Pennsylvania’s chapter of a new version of the Lincoln Highway Association has made an effort in the past few years to ensure remaining cement markers aren’t forgotten.
Jeff Stonesifer of Gettysburg, director of the state chapter, has been hands-on in placing election-style signs next to the cement markers to point out their significance to the uninitiated and to solicit interest in the chapter and its goal of celebrating the historic Lincoln Highway route.
“I like to try to keep the history in view,” Stonesifer said. “It’s just a fun hobby.”
In the case of the cement marker near Youngstown and another farther east in Stoystown, Somerset County, Stonesifer said, “They were on private property and the landowners didn’t know what they were.”
But, he said, the owners allowed the association to install the adjacent new signs and agreed to mow around them.
“It’s heartwarming to see so many people taking care of their local markers, especially since about 95 percent of the originals are now gone,” said Butko, who was a founding director of the new Lincoln Highway Association before shifting his focus to publications.
“Reproduction markers may outnumber the originals by now,” he noted.
Stonesifer’s chapter placed one of its signs next to a reproduction marker at the parking lot of Barnhart Funeral Home, along East Pittsburgh Street in Greensburg.
The recreated marker stands across the street from where the original once stood, according to funeral director Mark Barnhart.
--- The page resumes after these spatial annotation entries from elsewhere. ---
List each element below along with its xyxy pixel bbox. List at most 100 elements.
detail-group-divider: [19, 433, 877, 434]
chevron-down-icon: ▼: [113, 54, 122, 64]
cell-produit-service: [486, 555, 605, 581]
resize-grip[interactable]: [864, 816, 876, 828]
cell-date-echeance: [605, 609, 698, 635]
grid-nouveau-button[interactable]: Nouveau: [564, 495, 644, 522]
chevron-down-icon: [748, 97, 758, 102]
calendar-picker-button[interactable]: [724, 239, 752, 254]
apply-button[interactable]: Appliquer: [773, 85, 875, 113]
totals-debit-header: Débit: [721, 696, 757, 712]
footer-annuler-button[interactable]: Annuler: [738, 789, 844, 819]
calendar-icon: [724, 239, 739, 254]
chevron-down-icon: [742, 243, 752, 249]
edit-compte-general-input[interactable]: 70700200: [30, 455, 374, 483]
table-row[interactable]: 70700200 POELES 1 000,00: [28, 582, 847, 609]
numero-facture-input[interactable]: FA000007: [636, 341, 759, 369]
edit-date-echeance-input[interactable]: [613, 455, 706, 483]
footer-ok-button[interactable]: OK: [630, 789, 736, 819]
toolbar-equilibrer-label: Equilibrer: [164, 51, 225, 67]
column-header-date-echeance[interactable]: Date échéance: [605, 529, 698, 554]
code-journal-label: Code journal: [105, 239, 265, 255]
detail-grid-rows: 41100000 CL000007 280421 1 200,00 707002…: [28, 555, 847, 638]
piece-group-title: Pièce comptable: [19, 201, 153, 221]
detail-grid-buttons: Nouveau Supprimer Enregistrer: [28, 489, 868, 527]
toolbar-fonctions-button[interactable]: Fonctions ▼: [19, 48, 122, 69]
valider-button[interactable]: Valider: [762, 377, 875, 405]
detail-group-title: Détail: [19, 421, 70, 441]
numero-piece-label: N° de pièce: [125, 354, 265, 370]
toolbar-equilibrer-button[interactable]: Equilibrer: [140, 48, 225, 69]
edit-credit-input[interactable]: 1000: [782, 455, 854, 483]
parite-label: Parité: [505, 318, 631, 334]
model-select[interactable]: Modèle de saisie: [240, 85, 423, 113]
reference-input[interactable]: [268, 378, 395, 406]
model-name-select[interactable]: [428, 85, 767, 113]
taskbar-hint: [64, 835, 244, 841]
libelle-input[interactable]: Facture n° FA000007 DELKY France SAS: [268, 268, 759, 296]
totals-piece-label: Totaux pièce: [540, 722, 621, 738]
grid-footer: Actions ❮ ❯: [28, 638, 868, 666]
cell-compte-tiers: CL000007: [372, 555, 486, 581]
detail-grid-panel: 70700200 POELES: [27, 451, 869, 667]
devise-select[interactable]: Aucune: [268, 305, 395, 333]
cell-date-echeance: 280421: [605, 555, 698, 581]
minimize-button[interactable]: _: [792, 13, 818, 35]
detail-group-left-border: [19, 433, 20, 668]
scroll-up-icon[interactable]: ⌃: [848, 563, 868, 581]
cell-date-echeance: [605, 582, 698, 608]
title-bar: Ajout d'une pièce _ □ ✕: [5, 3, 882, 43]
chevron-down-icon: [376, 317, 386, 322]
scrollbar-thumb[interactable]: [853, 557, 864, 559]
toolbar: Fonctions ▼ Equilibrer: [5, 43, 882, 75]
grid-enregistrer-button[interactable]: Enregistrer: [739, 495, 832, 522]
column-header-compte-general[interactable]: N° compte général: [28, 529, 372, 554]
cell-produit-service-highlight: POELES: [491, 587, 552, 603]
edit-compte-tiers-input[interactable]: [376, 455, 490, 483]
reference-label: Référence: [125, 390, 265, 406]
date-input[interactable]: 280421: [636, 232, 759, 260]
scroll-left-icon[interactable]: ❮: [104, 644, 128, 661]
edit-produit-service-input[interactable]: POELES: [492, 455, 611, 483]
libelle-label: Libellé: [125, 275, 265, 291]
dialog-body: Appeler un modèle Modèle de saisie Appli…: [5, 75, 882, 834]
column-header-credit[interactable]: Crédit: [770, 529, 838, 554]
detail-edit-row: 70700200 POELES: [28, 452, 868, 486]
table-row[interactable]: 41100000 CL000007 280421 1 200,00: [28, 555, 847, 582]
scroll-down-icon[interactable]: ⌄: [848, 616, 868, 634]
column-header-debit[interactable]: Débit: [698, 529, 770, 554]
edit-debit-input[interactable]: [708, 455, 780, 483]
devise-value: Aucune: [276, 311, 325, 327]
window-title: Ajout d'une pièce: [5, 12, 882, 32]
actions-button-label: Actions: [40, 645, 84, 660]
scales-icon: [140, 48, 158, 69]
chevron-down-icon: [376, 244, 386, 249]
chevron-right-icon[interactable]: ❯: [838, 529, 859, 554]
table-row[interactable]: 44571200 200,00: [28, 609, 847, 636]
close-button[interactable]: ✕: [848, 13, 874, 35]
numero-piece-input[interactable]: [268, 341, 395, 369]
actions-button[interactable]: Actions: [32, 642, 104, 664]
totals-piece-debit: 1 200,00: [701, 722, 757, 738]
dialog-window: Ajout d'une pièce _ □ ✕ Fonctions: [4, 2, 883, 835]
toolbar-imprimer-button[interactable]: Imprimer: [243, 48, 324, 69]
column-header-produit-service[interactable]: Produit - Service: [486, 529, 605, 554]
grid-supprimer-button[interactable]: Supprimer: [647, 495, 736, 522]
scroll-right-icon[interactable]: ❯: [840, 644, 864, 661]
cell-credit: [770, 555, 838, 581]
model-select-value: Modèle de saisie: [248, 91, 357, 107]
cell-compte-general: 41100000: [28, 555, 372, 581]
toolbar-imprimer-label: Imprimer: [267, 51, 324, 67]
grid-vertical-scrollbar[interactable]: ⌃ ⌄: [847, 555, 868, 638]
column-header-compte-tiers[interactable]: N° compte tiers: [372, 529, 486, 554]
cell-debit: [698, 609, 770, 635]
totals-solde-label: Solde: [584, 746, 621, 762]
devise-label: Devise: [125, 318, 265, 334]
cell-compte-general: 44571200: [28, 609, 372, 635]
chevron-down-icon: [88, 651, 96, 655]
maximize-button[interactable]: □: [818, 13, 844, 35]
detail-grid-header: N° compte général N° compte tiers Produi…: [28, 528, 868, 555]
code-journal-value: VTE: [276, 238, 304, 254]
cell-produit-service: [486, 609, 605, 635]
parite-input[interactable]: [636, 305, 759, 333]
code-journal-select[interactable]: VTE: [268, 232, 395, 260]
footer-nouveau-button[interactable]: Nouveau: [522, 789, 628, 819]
He noted late Greensburg resident Wilbur “Wib” Albright, a local history and Lincoln Highway buff, was the driving force behind that effort, along with his wife, Margaret.
“He installed it and he set up a dedication ceremony that we had,” in October 1997, Barnhart noted. “Every once in a while someone will pull in the parking lot who is traveling the Lincoln Highway.”
Barnhart, who is a member of the Lincoln Highway Association, took the group’s sign inside for the winter after somebody moved it. He plans to display it once more when mild weather returns.
“Raising awareness is the best method for saving the original (Lincoln Highway) roadway and the old buildings and businesses along it,” Butko said. “The costs of preservation may seem daunting, but there is far more value in saving cultural artifacts, both from a business standpoint and for quality of life.
“Tourists, both local and from around the world, visit an area to see and experience its history, not to see the same chain stores they can find at home.”